Using Customs Formats to Control Numbers

The number formats provided by Excel don’t meet your needs you can easily create your own custom formats.

The number formats provided by Excel don’t meet your needs you can easily create your own custom formats. Excel offers extensive tools for creating very specialized number and date formats. These capabilities even include the ability to include labels as part of the format. So, for example, a format could include the label “Sales in Units” as part of the format.

Select the cells you want to format.
On the Format menu, click Cells, and then click the Number tab.
In the Category list, click a category, and then click a built-in format that resembles the one you want.
In the Category list, click Custom.
In the Type box, edit the number format codes to create the format you want. (Editing a built-in format does not remove the format.)
You can specify up to four sections of format codes. The sections, separated by semicolons, define the formats for positive numbers, negative numbers, zero values, and text, in that order. If you specify only two sections, the first is used for positive numbers and zeros, and the second is used for negative numbers. If you specify one section, all numbers use that format. If you skip a section, include the ending semicolon for that section. Use format codes that describe how you want to display:

A number
Date or time
Currency, percentage, or scientific notation
Text or spacing
Number Format Codes

# displays only significant digits and does not display insignificant zeros.
0 (zero) displays insignificant zeros if a number has fewer digits than there are zeros in the format.
? adds spaces for insignificant zeros on either side of the decimal point so that decimal points align when formatted with a fixed-width font, such as Courier New. You can also use ? for fractions that have varying numbers of digits.
So, for example: To have 12 displayed as 12.0 and 1234.568 displayed as 1234.57 you would use the #.0# custom format. To have 44.398, 102.65, and 2.8 with aligned decimals you would use the ???.??? custom format.
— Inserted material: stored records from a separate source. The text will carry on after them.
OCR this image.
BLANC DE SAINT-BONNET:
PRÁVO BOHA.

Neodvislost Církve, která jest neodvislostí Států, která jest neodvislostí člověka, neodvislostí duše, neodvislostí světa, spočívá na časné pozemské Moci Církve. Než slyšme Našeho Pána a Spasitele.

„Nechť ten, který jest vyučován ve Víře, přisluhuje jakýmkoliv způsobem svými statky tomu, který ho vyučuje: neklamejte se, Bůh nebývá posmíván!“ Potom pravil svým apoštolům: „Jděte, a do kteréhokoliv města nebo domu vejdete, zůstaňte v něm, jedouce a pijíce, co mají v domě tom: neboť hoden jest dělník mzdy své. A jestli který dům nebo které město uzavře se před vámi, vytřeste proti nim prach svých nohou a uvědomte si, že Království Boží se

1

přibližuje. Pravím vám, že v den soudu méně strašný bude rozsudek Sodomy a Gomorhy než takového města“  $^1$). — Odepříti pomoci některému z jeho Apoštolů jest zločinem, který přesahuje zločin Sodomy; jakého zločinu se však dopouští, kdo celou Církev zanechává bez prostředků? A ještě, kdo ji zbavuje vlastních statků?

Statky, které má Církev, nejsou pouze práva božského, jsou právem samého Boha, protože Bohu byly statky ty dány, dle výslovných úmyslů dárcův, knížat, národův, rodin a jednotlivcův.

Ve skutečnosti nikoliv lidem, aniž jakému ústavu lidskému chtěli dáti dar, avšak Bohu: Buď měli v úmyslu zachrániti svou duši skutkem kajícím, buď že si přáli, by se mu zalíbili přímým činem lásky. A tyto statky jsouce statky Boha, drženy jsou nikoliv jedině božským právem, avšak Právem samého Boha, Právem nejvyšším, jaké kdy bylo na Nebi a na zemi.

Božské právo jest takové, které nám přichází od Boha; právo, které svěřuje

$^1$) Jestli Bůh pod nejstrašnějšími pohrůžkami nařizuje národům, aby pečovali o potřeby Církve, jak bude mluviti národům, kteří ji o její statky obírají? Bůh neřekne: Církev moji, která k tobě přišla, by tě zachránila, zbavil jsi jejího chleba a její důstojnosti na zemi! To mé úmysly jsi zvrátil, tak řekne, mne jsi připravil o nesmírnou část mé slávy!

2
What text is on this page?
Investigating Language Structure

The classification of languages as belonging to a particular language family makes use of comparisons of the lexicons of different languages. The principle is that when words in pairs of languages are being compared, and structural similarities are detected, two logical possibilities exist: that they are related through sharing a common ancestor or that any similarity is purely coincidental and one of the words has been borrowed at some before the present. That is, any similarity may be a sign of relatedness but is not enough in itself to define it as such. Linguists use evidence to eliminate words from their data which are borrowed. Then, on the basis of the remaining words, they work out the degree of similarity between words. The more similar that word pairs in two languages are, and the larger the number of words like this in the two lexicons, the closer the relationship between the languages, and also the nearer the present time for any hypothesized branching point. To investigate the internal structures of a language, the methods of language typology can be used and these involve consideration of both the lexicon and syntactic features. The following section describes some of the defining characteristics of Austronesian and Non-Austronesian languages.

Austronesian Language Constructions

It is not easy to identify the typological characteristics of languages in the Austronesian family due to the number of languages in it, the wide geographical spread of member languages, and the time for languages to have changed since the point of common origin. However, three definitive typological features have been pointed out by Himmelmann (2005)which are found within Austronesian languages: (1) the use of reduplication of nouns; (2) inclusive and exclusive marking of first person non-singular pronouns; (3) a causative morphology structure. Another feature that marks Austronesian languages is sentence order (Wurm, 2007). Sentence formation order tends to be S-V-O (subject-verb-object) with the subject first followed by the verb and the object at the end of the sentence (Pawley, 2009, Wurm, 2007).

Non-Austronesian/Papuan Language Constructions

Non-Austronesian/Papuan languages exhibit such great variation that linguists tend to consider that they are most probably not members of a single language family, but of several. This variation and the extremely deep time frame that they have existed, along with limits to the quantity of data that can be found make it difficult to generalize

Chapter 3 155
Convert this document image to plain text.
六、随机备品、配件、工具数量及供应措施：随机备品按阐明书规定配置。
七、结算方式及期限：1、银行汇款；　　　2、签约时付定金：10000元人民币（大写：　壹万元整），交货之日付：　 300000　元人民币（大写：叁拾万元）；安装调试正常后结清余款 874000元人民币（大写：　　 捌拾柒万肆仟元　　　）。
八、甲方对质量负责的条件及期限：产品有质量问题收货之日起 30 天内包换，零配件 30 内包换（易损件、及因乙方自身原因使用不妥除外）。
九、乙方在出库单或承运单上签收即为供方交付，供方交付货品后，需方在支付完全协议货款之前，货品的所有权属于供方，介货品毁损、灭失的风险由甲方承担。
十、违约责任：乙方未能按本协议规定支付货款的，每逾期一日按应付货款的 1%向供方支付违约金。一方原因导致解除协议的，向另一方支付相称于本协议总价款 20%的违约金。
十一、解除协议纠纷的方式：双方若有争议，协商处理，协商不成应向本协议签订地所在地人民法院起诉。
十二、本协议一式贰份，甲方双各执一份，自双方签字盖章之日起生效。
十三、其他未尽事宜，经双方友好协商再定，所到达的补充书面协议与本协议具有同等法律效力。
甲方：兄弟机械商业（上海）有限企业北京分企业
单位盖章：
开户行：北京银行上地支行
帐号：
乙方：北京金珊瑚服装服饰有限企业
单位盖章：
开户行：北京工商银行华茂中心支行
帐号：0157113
Date and Time Format Codes

To display days, months, and years, include the following format codes in a section. If you use “m” immediately after the “h” or “hh” code or immediately before the “ss” code, Microsoft Excel displays minutes instead of the month.

If the format contains an AM or PM, the hour is based on the 12-hour clock, where “AM” or “A” indicates times from midnight until noon and “PM” or “P” indicates times from noon until midnight. Otherwise, the hour is based on the 24-hour clock. The “m” or “mm” code must appear immediately after the “h” or “hh” code or immediately before the “ss” code; otherwise, Microsoft Excel displays the month instead of minutes.

To Display
Use this Code

Months as 1–12
M

Months as 01–12
Mm

Months as Jan–Dec
Mmm

Months as January–December
Mmmm

Months as the first letter of the month
Mmmmm

Days as 1–31
D

Days as 01–31
Dd

Days as Sun–Sat
Ddd

Days as Sunday–Saturday
Dddd

Years as 00–99
Yy

Years as 1900–9999
Yyyy

Hours as 0–23
H

Hours as 00–23
Hh

Minutes as 0–59
M

Minutes as 00–59
Mm

Seconds as 0–59
S

Seconds as 00–59
Ss

Hours as 4 AM
h AM/PM

Time as 4:36 PM
h:mm AM/PM

Time as 4:36:03 P
h:mm:ss A/P

Elapsed time in hours; for example, 25.02
[h]:mm

Elapsed time in minutes; for example, 63:46
[mm]:ss

Elapsed time in seconds
[ss]

Fractions of a second
h:mm:ss.00

In addition to the above formatting characters, Excel allows you to use the left and right bracket around any time or date code to make Excel show elapsed time. For example, let’s assume you have a start time (or date) as a fixed value in a cell and you have a formula that calculates the current time and date (i.e. =now()) in another cell. You can subtract the beginning time or date from the current time and date and have the elapsed time (or number of days, or number of minutes, or number of seconds, etc.) displayed using the left and right brackets.